He seems to me to be scorning the natural order of GOD given liberty as is common to the Leftist mentality.
When driving thru the poor part of Tucson, I never see Tom Cruise working on his front yard, or Julia Roberts cleaning her car - the one on the cement blocks. I guess Hollywood is full of racists. Why else would the rich not live in a poor neighborhood?
Maybe the Hollywood types just hate hispanics. I’d probably see some of them if I drove thru the black parts of LA...right?
In other breaking news, it is reported the rich have more money than the poor!
Looking across the tracks at the nicer neighborhoods used to provide incentive and motivate people to work harder and smarter and pull themselves up the economic ladder.
Now the difference in economic strata just provides a reason to whine about “social justice” and clamor for more socialistic wealth redistribution.
I’m sorry...I couldn’t read much beyond the first few paragraphs when the shocking revelation that rich people liked to live in rich neighborhoods was announced.
Bill Clinton is a racist who lives in a wealthy neighborhood.
Apparently they’ve never been to Detroit, where crossing 8 Mile Road is like crossing the Mexican border.
Wonder how many of the poor were deposited in Houston from New Orleans after Katrina. Bet they’re still waiting from Uncle Sam to load them up on a bus and take them back.
Bingo, correct!
Residential Income Segregation Index ?
I guess that means they don’t have any section 8 housing in River Oaks?
Of course, there are still plenty of wealthy neighborhoods in Harris County, closer to the center city, but many folks with the means to move out of the county have done so. In all likelihood, they view declining schools, increasing property taxes, and increasing crime rates as the inevitable consequence of Houston's transformation to a minority-majority city run by liberal Democrats.
Similar population patterns are evident in many other metro areas. My home is in Union County, NC, just outside the increasingly blue Mecklenburg County (Charlotte). It is no coincidence that Union County is the fastest growing county in the state. Lower property taxes, better schools by all statistical measures, large-lot single-family residential zoning, lower crime, and solidly conservative/Republican residents (yes, even our Northern friends who have flooded in); but still convenient to the assets Charlotte has (at least for now).
The fastest growing county in Tennessee? That would be Williamson County, which adjoins Davidson County (Nashville). An almost identical dynamic applies there.
Political and business "establishment" leaders in Charlotte, in Nashville, and in many other growing Sunbelt cities are constantly talking up "regional co-operation," even suggesting multi-county tax overlay districts, multi-county school boards, and multi-county central planning. Residents of peripheral counties are justifiably skeptical.
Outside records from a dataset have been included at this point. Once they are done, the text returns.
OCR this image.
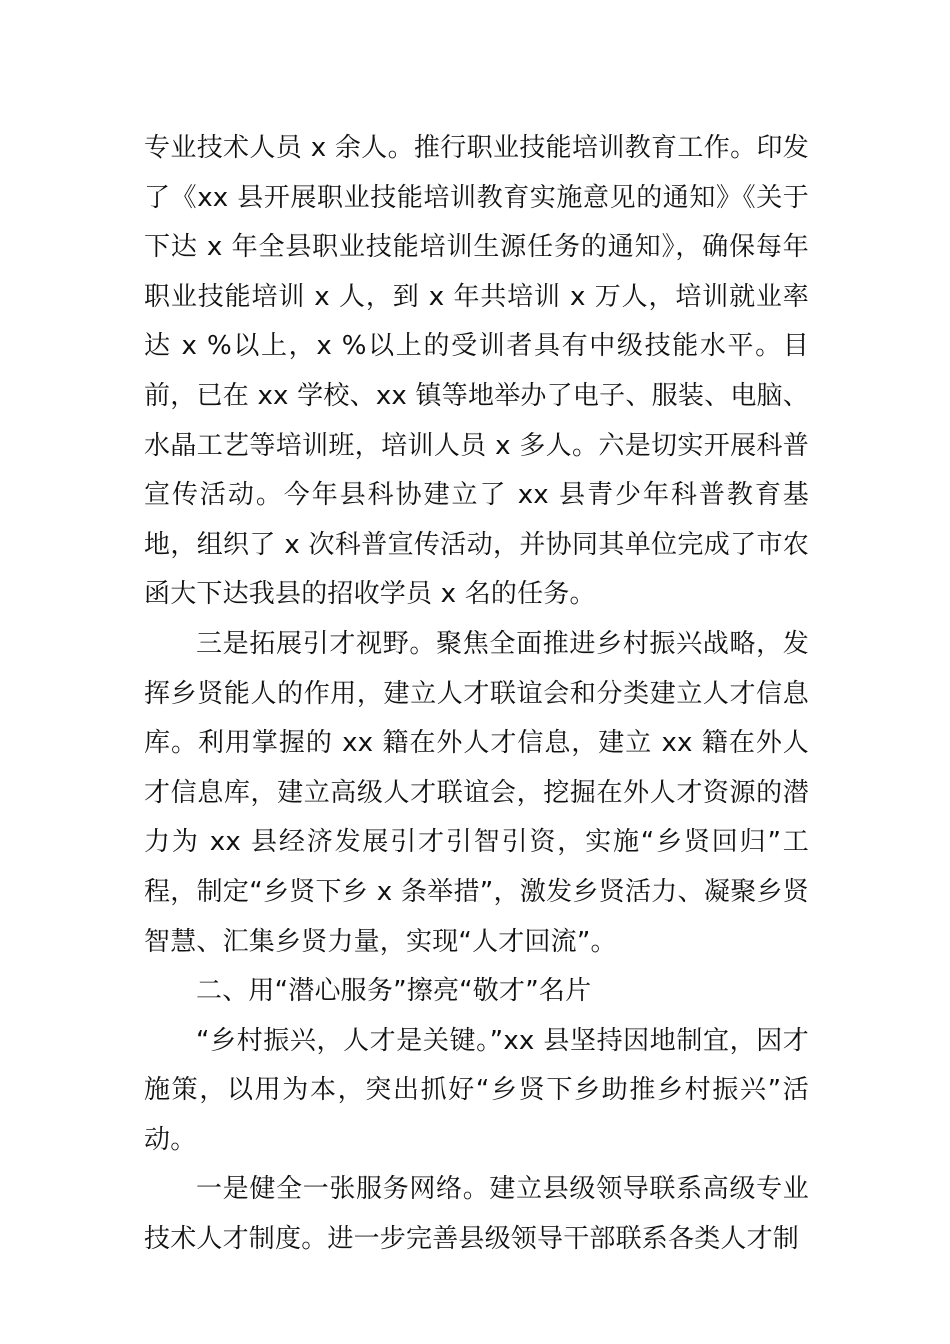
专业技术人员 x 余人。推行职业技能培训教育工作。印发了《xx 县开展职业技能培训教育实施意见的通知》《关于下达 x 年全县职业技能培训生源任务的通知》，确保每年职业技能培训 x 人，到 x 年共培训 x 万人，培训就业率达 x %以上，x %以上的受训者具有中级技能水平。目前，已在 xx 学校、xx 镇等地举办了电子、服装、电脑、水晶工艺等培训班，培训人员 x 多人。六是切实开展科普宣传活动。今年县科协建立了 xx 县青少年科普教育基地，组织了 x 次科普宣传活动，并协同其单位完成了市农函大下达我县的招收学员 x 名的任务。

三是拓展引才视野。聚焦全面推进乡村振兴战略，发挥乡贤能人的作用，建立人才联谊会和分类建立人才信息库。利用掌握的 xx 籍在外人才信息，建立 xx 籍在外人才信息库，建立高级人才联谊会，挖掘在外人才资源的潜力为 xx 县经济发展引才引智引资，实施“乡贤回归”工程，制定“乡贤下乡 x 条举措”，激发乡贤活力、凝聚乡贤智慧、汇集乡贤力量，实现“人才回流”。

二、用“潜心服务”擦亮“敬才”名片

“乡村振兴，人才是关键。”xx 县坚持因地制宜，因才施策，以用为本，突出抓好“乡贤下乡助推乡村振兴”活动。

一是健全一张服务网络。建立县级领导联系高级专业技术人才制度。进一步完善县级领导干部联系各类人才制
As noted in Post #1 there is a lot of renewal in downtown Houston (and a lot of very large, long standing high-end enclaves in in metro Houston pockets uptown, downtown, etc, — there are several business centers in Harris County).
Now of course there are depressed areas - “Wards” (long standing pockets of welfare constituents) like the one Sheilia Jackson Lee nurtures and represents.
Funny thing is that they used scream about what Kipling called “The White Man's Burden”.